Pulling this report on a monthly basis can give you insight into how your campaigns affect new contacts by persona — and might even shed light on an imbalance in resources dedicated to certain personas.
5. Lifecycle Stage Funnel
Another way to segment your contact database is to look at how they appear by lifecycle stage. This will give you a sense of how many leads, subscribers, customers, and opportunities you have in your database in a certain time period. This data will help you understand if you need to generate more leads or if you should be more focused on closing your current leads. It will also give you a general understanding of the quality of your contact database.
As a HubSpot customer, create a funnel report by clicking Add Report from any dashboard, then choosing the Funnels category. Pick which stages you’d like to include, select your visualization, and you’re off and running.

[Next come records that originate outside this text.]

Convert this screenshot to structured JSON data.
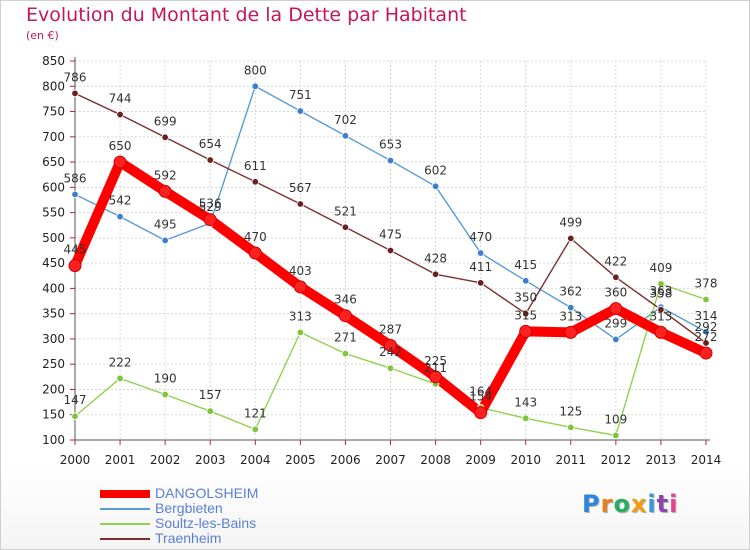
{
  "title": "Evolution du Montant de la Dette par Habitant",
  "unit": "(en €)",
  "brand": {
    "text": "Proxiti",
    "letters": [
      "P",
      "r",
      "o",
      "x",
      "i",
      "t",
      "i"
    ],
    "letter_colors": [
      "#2e86de",
      "#e67e22",
      "#27ae60",
      "#f39c12",
      "#3498db",
      "#8e44ad",
      "#e84393"
    ]
  },
  "colors": {
    "title": "#c2185b",
    "axis": "#333333",
    "grid": "#d8d8d8"
  },
  "chart_data": {
    "type": "line",
    "title": "Evolution du Montant de la Dette par Habitant",
    "ylabel": "(en €)",
    "xlabel": "",
    "ylim": [
      100,
      850
    ],
    "yticks": [
      100,
      150,
      200,
      250,
      300,
      350,
      400,
      450,
      500,
      550,
      600,
      650,
      700,
      750,
      800,
      850
    ],
    "x": [
      "2000",
      "2001",
      "2002",
      "2003",
      "2004",
      "2005",
      "2006",
      "2007",
      "2008",
      "2009",
      "2010",
      "2011",
      "2012",
      "2013",
      "2014"
    ],
    "grid": true,
    "legend_position": "bottom-left",
    "series": [
      {
        "name": "DANGOLSHEIM",
        "color": "#ff0000",
        "marker": "#ff2020",
        "thick": true,
        "values": [
          445,
          650,
          592,
          536,
          470,
          403,
          346,
          287,
          225,
          154,
          315,
          313,
          360,
          313,
          272
        ]
      },
      {
        "name": "Bergbieten",
        "color": "#5b9bd5",
        "marker": "#3b7fcf",
        "values": [
          586,
          542,
          495,
          529,
          800,
          751,
          702,
          653,
          602,
          470,
          415,
          362,
          299,
          363,
          314
        ]
      },
      {
        "name": "Soultz-les-Bains",
        "color": "#92d050",
        "marker": "#7cc63a",
        "values": [
          147,
          222,
          190,
          157,
          121,
          313,
          271,
          242,
          211,
          164,
          143,
          125,
          109,
          409,
          378
        ]
      },
      {
        "name": "Traenheim",
        "color": "#7b3030",
        "marker": "#6b2020",
        "values": [
          786,
          744,
          699,
          654,
          611,
          567,
          521,
          475,
          428,
          411,
          350,
          499,
          422,
          358,
          292
        ]
      }
    ]
  }
}
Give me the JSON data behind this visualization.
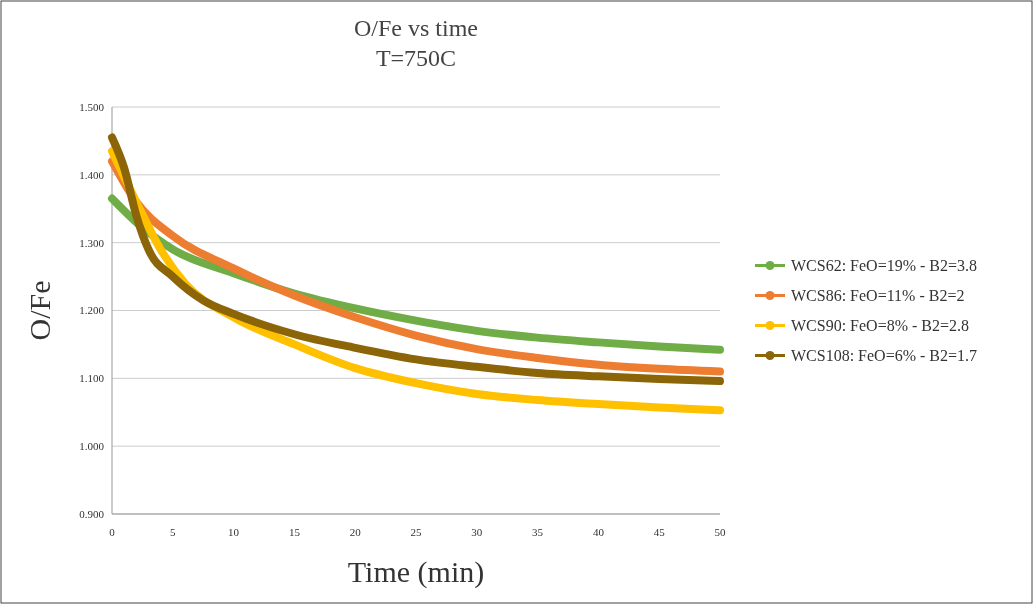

How to Analyze a Lifecycle Stage funnel
This report will give you an overview of how your leads are progressing through the buying process. Use this report to see what areas of your funnel you need to address for greater efficiency.
For example, if your report shows that you’re doing a great job of generating leads, but not converting any to MQLs, update and optimize your nurturing program. Pulling monthly funnel reports can help you stay on top of the efficiency of your marketing process
Marketing Reporting Helps You Grow Better
Marketing reporting is a vital part of your marketing efforts and the growth of your business. By understanding how efficient and effective your marketing is, you can better allocate time, resources, and money — and make well-informed decisions, to boot. Start with these marketing reporting examples and expand your reporting as you begin to utilize more data.